Designing these high-performance concurrent data structures has long been recognized as a difficult task. Not only is it challenging to develop an implementation that is correct, but the underlying hardware is a moving target; techniques that work well on one system may work poorly on another, and techniques that work on today’s systems may work poorly on tomorrow’s.
What better way to simplify this task than to have an automatic technique to generate a concurrent data structure from existing sequential code? That is the goal set by Calciu et al. in their work on Node Replication (NR).
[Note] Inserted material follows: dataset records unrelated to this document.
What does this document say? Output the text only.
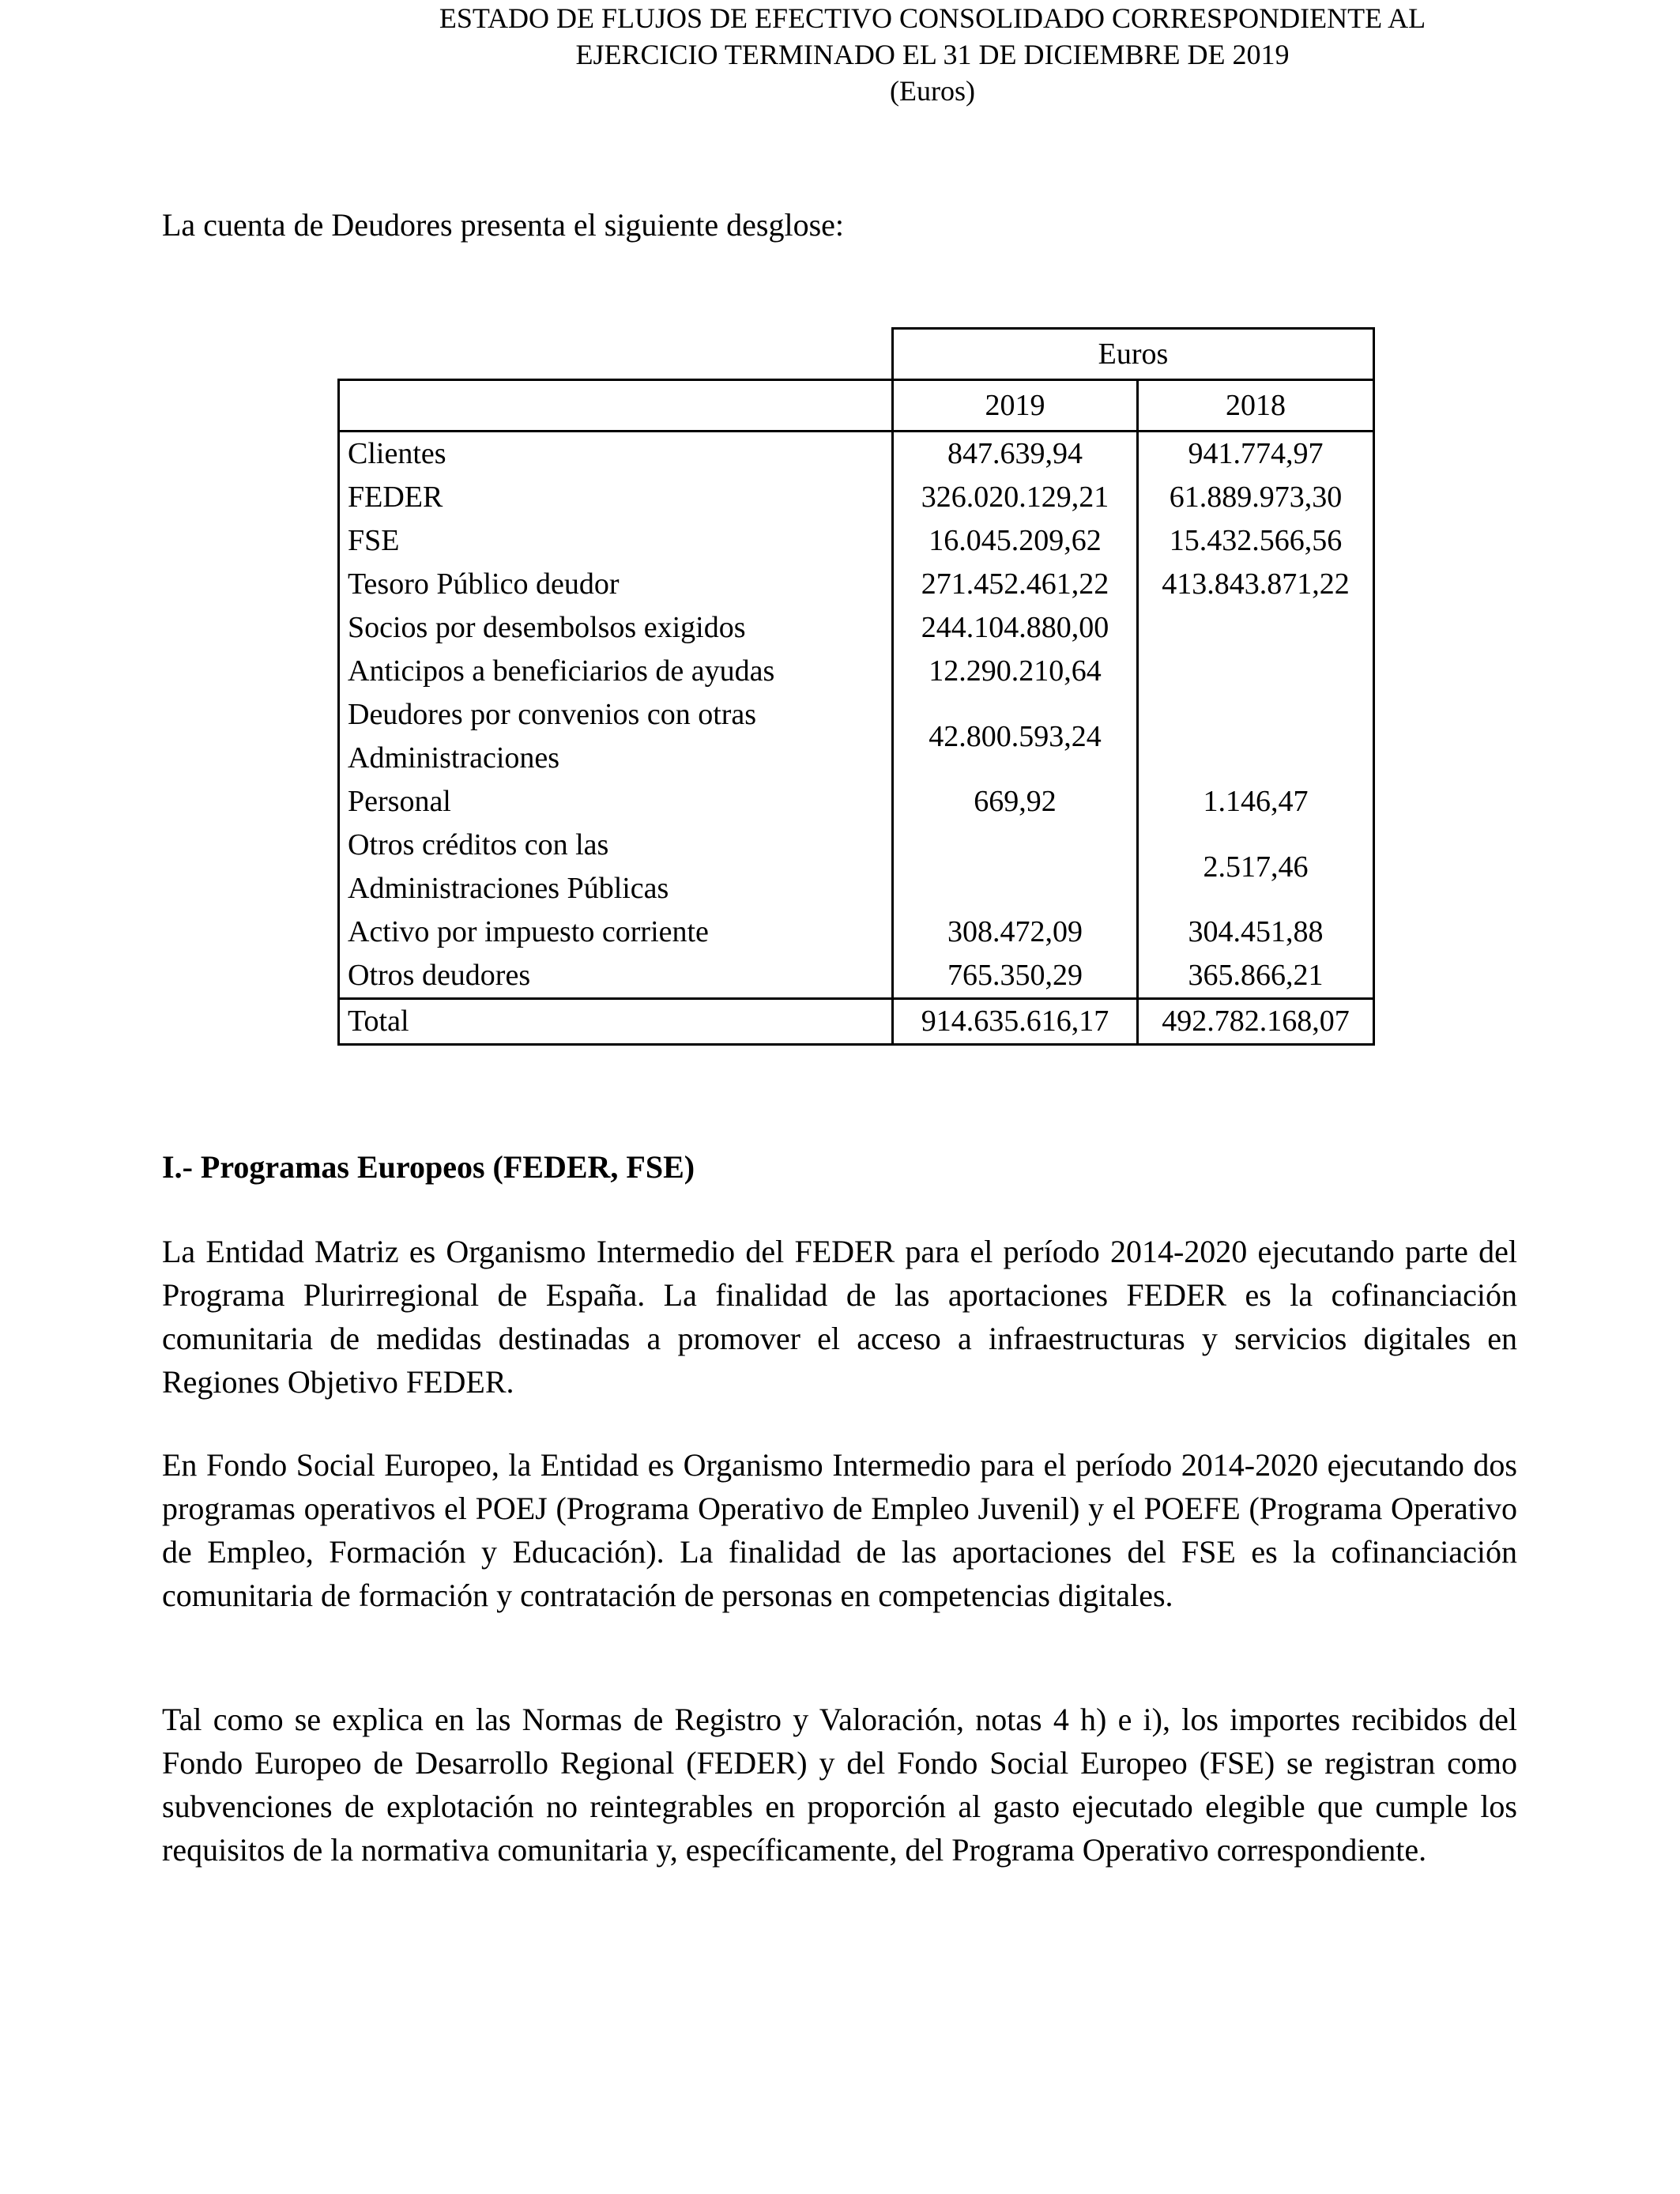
ESTADO DE FLUJOS DE EFECTIVO CONSOLIDADO CORRESPONDIENTE AL
EJERCICIO TERMINADO EL 31 DE DICIEMBRE DE 2019
(Euros)
La cuenta de Deudores presenta el siguiente desglose:
	Euros	
	2019	2018
Clientes	847.639,94	941.774,97
FEDER	326.020.129,21	61.889.973,30
FSE	16.045.209,62	15.432.566,56
Tesoro Público deudor	271.452.461,22	413.843.871,22
Socios por desembolsos exigidos	244.104.880,00	
Anticipos a beneficiarios de ayudas	12.290.210,64	

Deudores por convenios con otras
Administraciones	42.800.593,24	
Personal	669,92	1.146,47

Otros créditos con las
Administraciones Públicas		2.517,46
Activo por impuesto corriente	308.472,09	304.451,88
Otros deudores	765.350,29	365.866,21
Total	914.635.616,17	492.782.168,07
I.- Programas Europeos (FEDER, FSE)
La Entidad Matriz es Organismo Intermedio del FEDER para el período 2014-2020 ejecutando parte del Programa Plurirregional de España. La finalidad de las aportaciones FEDER es la cofinanciación comunitaria de medidas destinadas a promover el acceso a infraestructuras y servicios digitales en Regiones Objetivo FEDER.
En Fondo Social Europeo, la Entidad es Organismo Intermedio para el período 2014-2020 ejecutando dos programas operativos el POEJ (Programa Operativo de Empleo Juvenil) y el POEFE (Programa Operativo de Empleo, Formación y Educación). La finalidad de las aportaciones del FSE es la cofinanciación comunitaria de formación y contratación de personas en competencias digitales.
Tal como se explica en las Normas de Registro y Valoración, notas 4 h) e i), los importes recibidos del Fondo Europeo de Desarrollo Regional (FEDER) y del Fondo Social Europeo (FSE) se registran como subvenciones de explotación no reintegrables en proporción al gasto ejecutado elegible que cumple los requisitos de la normativa comunitaria y, específicamente, del Programa Operativo correspondiente.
In the following article, they show that not only can a concurrent data structure be built automatically, but that performance is actually competitive with state-of-the-art designs for a series of important workloads.
NR achieves this good performance by recognizing that the bottleneck for many concurrent data structures is the memory accesses that are made—particularly when threads on different sockets are "fighting" over the same cache lines, or when threads on one socket are accessing data stored on a different socket. NR reduces these costs by maintaining per-socket synchronized replicas of a data structure, and routing a thread’s requests to its own local replica.
This is a surprising and inspiring result, particularly given that building "universal" constructions for concurrent data structures has been an active research field for over 30 years. Prior work has made important theoretical contributions, not the least of which around the importance of instruction set support for atomic operations such as compare-and-swap. However, NR takes that exploration further both in reaching the point where practical implementations can perform well in some workloads, and also in illustrating the benefits of "mechanical sympathy" between the techniques in the implementation and the physical structure of the underlying machine.
An exciting implication of this paper is it provides a division of responsibility: The implementer of a data structure is responsible for its correctness and for making it efficient in the absence of concurrency. The implementer of NR is responsible for building the replication and routing mechanisms efficiently for a particular machine; improvements to these mechanisms will help any data structure using them. For example, if a new machine has specialized hardware for sending messages between sockets then that could be used within NR without needing to change data structures.
In the longer term, it is interesting to think about broader applications of the ideas used in NR. One is to support shared data structures on machines without hardware cache coherence—both at the scale of multiple processors combined in a system-on-chip, and also in a distributed context between separate machines with a high-performance interconnect.